Kepergian Aya dan ketidaktahuanku keberadaannya memicu ku untuk belajar lebih giat, supaya segera menyelesaikan studiku.


"Selamat sekarang sudah jadi dokter spesialis bedah, ayah bangga padamu" ucap ayah saat kami makan malam bersama.


"Kenapa kayanya kurang senang ?" tanya Risa.


"Dia masih galau belum bisa menemukan Aya" ucap ayah sambil tertawa mengejek.

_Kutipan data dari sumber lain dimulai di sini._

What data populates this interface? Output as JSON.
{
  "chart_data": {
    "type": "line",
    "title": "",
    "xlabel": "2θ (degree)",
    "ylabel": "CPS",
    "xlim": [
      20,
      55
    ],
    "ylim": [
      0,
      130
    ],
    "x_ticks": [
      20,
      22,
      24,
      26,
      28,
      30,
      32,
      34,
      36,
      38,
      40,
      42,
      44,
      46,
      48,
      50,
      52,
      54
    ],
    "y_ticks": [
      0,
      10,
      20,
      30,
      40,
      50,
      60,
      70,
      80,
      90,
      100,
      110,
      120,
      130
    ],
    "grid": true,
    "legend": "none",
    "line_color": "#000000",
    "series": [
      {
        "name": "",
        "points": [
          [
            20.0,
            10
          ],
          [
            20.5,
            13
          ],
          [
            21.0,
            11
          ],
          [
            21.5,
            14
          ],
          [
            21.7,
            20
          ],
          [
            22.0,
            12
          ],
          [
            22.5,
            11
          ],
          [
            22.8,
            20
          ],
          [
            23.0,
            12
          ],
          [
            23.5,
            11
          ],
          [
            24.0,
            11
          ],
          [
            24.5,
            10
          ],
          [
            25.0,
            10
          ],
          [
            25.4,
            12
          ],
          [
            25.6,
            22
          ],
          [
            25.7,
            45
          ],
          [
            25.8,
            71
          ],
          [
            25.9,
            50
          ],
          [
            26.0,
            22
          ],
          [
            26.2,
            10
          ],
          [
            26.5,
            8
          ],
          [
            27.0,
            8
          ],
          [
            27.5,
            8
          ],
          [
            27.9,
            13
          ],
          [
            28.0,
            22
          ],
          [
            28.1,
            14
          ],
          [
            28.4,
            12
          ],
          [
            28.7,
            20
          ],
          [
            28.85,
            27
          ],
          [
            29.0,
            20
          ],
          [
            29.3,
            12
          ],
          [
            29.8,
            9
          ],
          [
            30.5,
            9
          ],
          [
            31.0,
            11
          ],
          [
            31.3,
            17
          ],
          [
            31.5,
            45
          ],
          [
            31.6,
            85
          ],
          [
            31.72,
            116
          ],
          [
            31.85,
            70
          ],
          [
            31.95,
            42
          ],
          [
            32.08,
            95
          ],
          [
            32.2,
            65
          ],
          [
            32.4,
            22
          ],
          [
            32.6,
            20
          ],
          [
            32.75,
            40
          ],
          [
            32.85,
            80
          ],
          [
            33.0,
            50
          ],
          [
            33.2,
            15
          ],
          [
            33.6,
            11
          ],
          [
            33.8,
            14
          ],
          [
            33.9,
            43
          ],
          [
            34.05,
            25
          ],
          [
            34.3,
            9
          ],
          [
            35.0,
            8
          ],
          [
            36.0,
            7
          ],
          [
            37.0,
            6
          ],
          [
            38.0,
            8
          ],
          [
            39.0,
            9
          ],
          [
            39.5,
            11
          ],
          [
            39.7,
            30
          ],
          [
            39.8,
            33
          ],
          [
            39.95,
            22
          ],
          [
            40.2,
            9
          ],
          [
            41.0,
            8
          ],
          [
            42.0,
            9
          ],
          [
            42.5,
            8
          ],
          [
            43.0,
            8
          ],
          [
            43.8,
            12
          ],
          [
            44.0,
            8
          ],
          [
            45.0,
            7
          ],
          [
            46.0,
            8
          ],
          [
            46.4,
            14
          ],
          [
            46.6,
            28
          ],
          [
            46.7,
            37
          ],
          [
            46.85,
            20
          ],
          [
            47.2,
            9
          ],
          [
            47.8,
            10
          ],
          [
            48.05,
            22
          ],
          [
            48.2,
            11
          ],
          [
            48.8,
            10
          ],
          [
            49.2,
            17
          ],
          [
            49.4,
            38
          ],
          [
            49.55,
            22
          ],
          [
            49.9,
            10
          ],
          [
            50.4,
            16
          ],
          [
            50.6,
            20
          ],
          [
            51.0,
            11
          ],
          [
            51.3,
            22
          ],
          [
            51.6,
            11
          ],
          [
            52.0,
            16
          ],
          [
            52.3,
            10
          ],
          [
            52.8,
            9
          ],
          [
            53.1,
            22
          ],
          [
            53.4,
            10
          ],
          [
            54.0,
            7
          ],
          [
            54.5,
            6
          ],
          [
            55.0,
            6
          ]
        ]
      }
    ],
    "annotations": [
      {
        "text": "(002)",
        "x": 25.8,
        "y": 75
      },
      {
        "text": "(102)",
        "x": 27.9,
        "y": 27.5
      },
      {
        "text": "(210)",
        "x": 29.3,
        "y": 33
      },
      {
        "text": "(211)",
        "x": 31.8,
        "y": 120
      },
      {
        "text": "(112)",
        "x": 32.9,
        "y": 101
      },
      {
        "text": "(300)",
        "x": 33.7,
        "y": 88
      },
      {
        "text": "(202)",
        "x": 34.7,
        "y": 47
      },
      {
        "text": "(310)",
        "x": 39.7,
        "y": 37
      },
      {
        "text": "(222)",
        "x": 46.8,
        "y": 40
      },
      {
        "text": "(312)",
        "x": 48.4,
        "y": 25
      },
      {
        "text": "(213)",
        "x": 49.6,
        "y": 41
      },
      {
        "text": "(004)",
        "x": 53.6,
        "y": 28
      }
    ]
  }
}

"Sudah 10 bulan Lo belum bisa menemukannya "ucap Risa, " Lo tau sendiri kesibukan gw, tidur aja harus mencuri-curi waktu "kesal ku.


"Baru 10 bulan tanya ayah mu, berapa lama menunggu bunda " ucap bunda yang baru datang dengan membawa camilan buah buat kami.


" Kamu ikut jadi relawan ke Papua gak?" tanya ayah mengalihkan pembicaraan. " Iya besok berangkat, mungkin disana 2 Minggu" ucapku lesu.


"Kalau mau membantu orang harus ikhlas dan penuh semangat," ucap Bunda.


"Gimana ga lemes aku menunggu 10 bulan untuk menyelesaikan ini, berharap segera bisa mencari di mana Aya"ucap ku.


"Yang ikhlas kak kasihan para korban banjir di sana, sudah 1hari lebih air nya belum turun-turun "ucap ayah.


"Yang terparah di distrik mana?" tanya Bunda. " Permukiman di tiga distrik di Kabupaten Teluk Wondama, Papua Barat, yaitu Raisiei, Wondiboi, dan Wasior menurut laporan disana"ucap ku.